University

V. Tech focuses on alternative transportation options

Posted on July 13, 2009

Virginia Polytechnic Institute and State University (Virginia Tech) in Blacksburg, Va., has several transportation options available to students and faculty that minimize the number of single-occupancy vehicles brought to campus. These options supplement the 11 public Blacksburg Transit routes that serve the school.

Alternative Transportation Manager Deborah Freed says the university began looking at alternative transportation options in 1999. “With parking, if you build it, they will come — and that’s not always a good thing, since it leads to more congestion on campus and the need for more and more parking to be built,” Freed says. “We felt the need to give commuters an alternative to driving alone.”

Students can take advantage of the university’s Bike, Bus and Walk program, which allows students without a single-occupancy vehicle parking permit to apply for 15 free daily hang tags per semester. Also available is an emergency ride back program, so students who have chosen alternative transportation can get a ride back home in case of an emergency. “That’s been used very lightly, but it’s the kind of fallback measure that makes people feel safe joining the program,” Freed says.

Virginia Tech also offers a vanpool and carpool program. The cost of a carpool parking permit is 30-percent less than for a single-occupancy vehicle permit, plus the cost can be split between the people in the carpool. There are reserved parking spots on campus, and carpool permit holders also receive five free daily hang tags per semester for days when they need to have a vehicle on campus but are not carpooling.

Starting this coming school year, the university will have U Car Share vehicles on campus for student and faculty use. People who sign up as members can reserve cars online, and the hourly rate covers gas and insurance.
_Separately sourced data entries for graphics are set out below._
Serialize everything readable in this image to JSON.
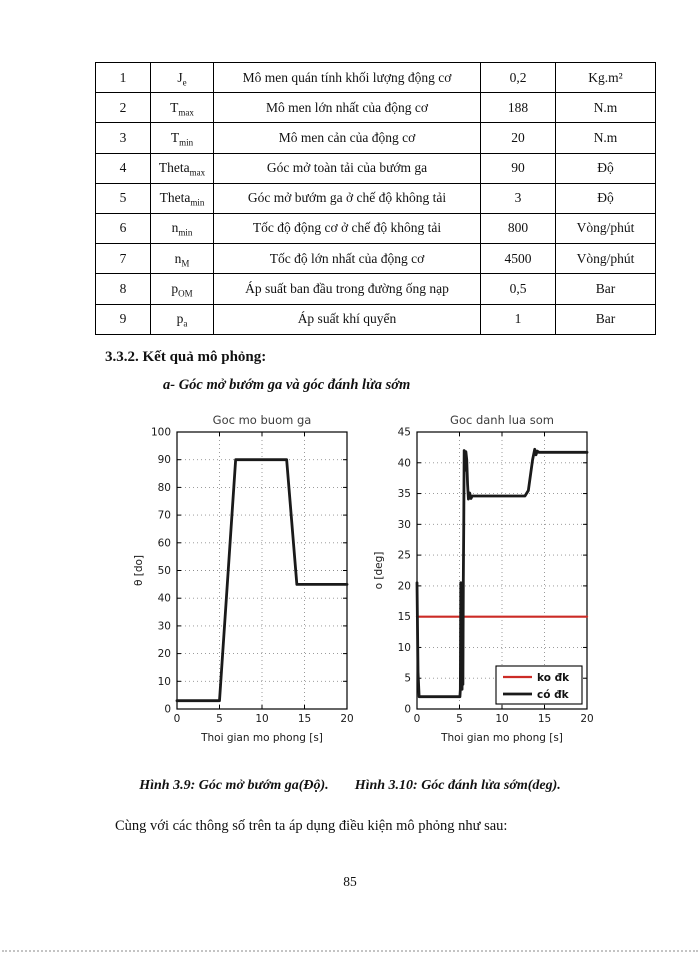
{
  "page": {
    "section_heading": "3.3.2. Kết quả mô phỏng:",
    "sub_heading": "a-  Góc mở bướm ga và góc đánh lửa sớm",
    "caption_left": "Hình 3.9: Góc mở bướm ga(Độ).",
    "caption_right": "Hình 3.10: Góc đánh lửa sớm(deg).",
    "body_text": "Cùng với các thông số trên ta áp dụng điều kiện mô phỏng như sau:",
    "page_number": "85"
  },
  "table": {
    "rows": [
      {
        "no": "1",
        "symbol": {
          "base": "J",
          "sub": "e"
        },
        "description": "Mô men quán tính khối lượng động cơ",
        "value": "0,2",
        "unit": "Kg.m²"
      },
      {
        "no": "2",
        "symbol": {
          "base": "T",
          "sub": "max"
        },
        "description": "Mô men lớn nhất của động cơ",
        "value": "188",
        "unit": "N.m"
      },
      {
        "no": "3",
        "symbol": {
          "base": "T",
          "sub": "min"
        },
        "description": "Mô men cản của động cơ",
        "value": "20",
        "unit": "N.m"
      },
      {
        "no": "4",
        "symbol": {
          "base": "Theta",
          "sub": "max"
        },
        "description": "Góc mở toàn tải của bướm ga",
        "value": "90",
        "unit": "Độ"
      },
      {
        "no": "5",
        "symbol": {
          "base": "Theta",
          "sub": "min"
        },
        "description": "Góc mở bướm ga ở chế độ không tải",
        "value": "3",
        "unit": "Độ"
      },
      {
        "no": "6",
        "symbol": {
          "base": "n",
          "sub": "min"
        },
        "description": "Tốc độ động cơ ở chế độ không tải",
        "value": "800",
        "unit": "Vòng/phút"
      },
      {
        "no": "7",
        "symbol": {
          "base": "n",
          "sub": "M"
        },
        "description": "Tốc độ lớn nhất của động cơ",
        "value": "4500",
        "unit": "Vòng/phút"
      },
      {
        "no": "8",
        "symbol": {
          "base": "p",
          "sub": "OM"
        },
        "description": "Áp suất ban đầu trong đường ống nạp",
        "value": "0,5",
        "unit": "Bar"
      },
      {
        "no": "9",
        "symbol": {
          "base": "p",
          "sub": "a"
        },
        "description": "Áp suất khí quyển",
        "value": "1",
        "unit": "Bar"
      }
    ]
  },
  "chart_data": [
    {
      "type": "line",
      "title": "Goc mo buom ga",
      "xlabel": "Thoi gian mo phong [s]",
      "ylabel": "θ [do]",
      "xlim": [
        0,
        20
      ],
      "ylim": [
        0,
        100
      ],
      "xticks": [
        0,
        5,
        10,
        15,
        20
      ],
      "yticks": [
        0,
        10,
        20,
        30,
        40,
        50,
        60,
        70,
        80,
        90,
        100
      ],
      "grid": true,
      "series": [
        {
          "name": "Goc mo buom ga",
          "color": "#1a1a1a",
          "width": 2.8,
          "points": [
            [
              0,
              3
            ],
            [
              5,
              3
            ],
            [
              6.9,
              90
            ],
            [
              12.9,
              90
            ],
            [
              14.1,
              45
            ],
            [
              20,
              45
            ]
          ]
        }
      ]
    },
    {
      "type": "line",
      "title": "Goc danh lua som",
      "xlabel": "Thoi gian mo phong [s]",
      "ylabel": "o [deg]",
      "xlim": [
        0,
        20
      ],
      "ylim": [
        0,
        45
      ],
      "xticks": [
        0,
        5,
        10,
        15,
        20
      ],
      "yticks": [
        0,
        5,
        10,
        15,
        20,
        25,
        30,
        35,
        40,
        45
      ],
      "grid": true,
      "legend": {
        "position": "bottom-right",
        "items": [
          {
            "label": "ko đk",
            "color": "#cc2b26",
            "width": 2.2
          },
          {
            "label": "có đk",
            "color": "#1a1a1a",
            "width": 2.8
          }
        ]
      },
      "series": [
        {
          "name": "ko đk",
          "color": "#cc2b26",
          "width": 2.2,
          "points": [
            [
              0,
              15
            ],
            [
              20,
              15
            ]
          ]
        },
        {
          "name": "có đk",
          "color": "#1a1a1a",
          "width": 2.8,
          "points": [
            [
              0,
              20.5
            ],
            [
              0.12,
              6
            ],
            [
              0.25,
              2
            ],
            [
              5.05,
              2
            ],
            [
              5.1,
              3.2
            ],
            [
              5.15,
              20.5
            ],
            [
              5.2,
              3.5
            ],
            [
              5.25,
              20
            ],
            [
              5.3,
              3.2
            ],
            [
              5.35,
              20.5
            ],
            [
              5.4,
              4
            ],
            [
              5.45,
              21
            ],
            [
              5.5,
              30
            ],
            [
              5.55,
              42
            ],
            [
              5.62,
              41
            ],
            [
              5.68,
              38.8
            ],
            [
              5.75,
              41.8
            ],
            [
              5.85,
              40.5
            ],
            [
              5.95,
              36.5
            ],
            [
              6.05,
              34.1
            ],
            [
              6.2,
              35.1
            ],
            [
              6.35,
              34.2
            ],
            [
              6.5,
              34.6
            ],
            [
              12.7,
              34.6
            ],
            [
              13.1,
              35.5
            ],
            [
              13.6,
              40.5
            ],
            [
              13.85,
              42.2
            ],
            [
              14.0,
              41.3
            ],
            [
              14.15,
              41.9
            ],
            [
              14.35,
              41.7
            ],
            [
              20,
              41.7
            ]
          ]
        }
      ]
    }
  ]
}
The program comes at no cost to the university, which only has to provide signage and parking spaces for the six vehicles.

“These are relatively inexpensive programs to put in place, and I would say that the cost that we have reduced in building new parking probably has covered the cost of the program itself,” Freed says.

She says that people in the Virginia Tech community have been turning to alternative transportation options for a variety of reasons, including high gas prices, tough financial times making it more difficult to own and operate a car, and environmental reasons. “The environmental movement has been very strong on our campus, so we have a lot of folks who are opting for what they see as greener transportation options to cut down on their personal carbon footprints,” Freed explains.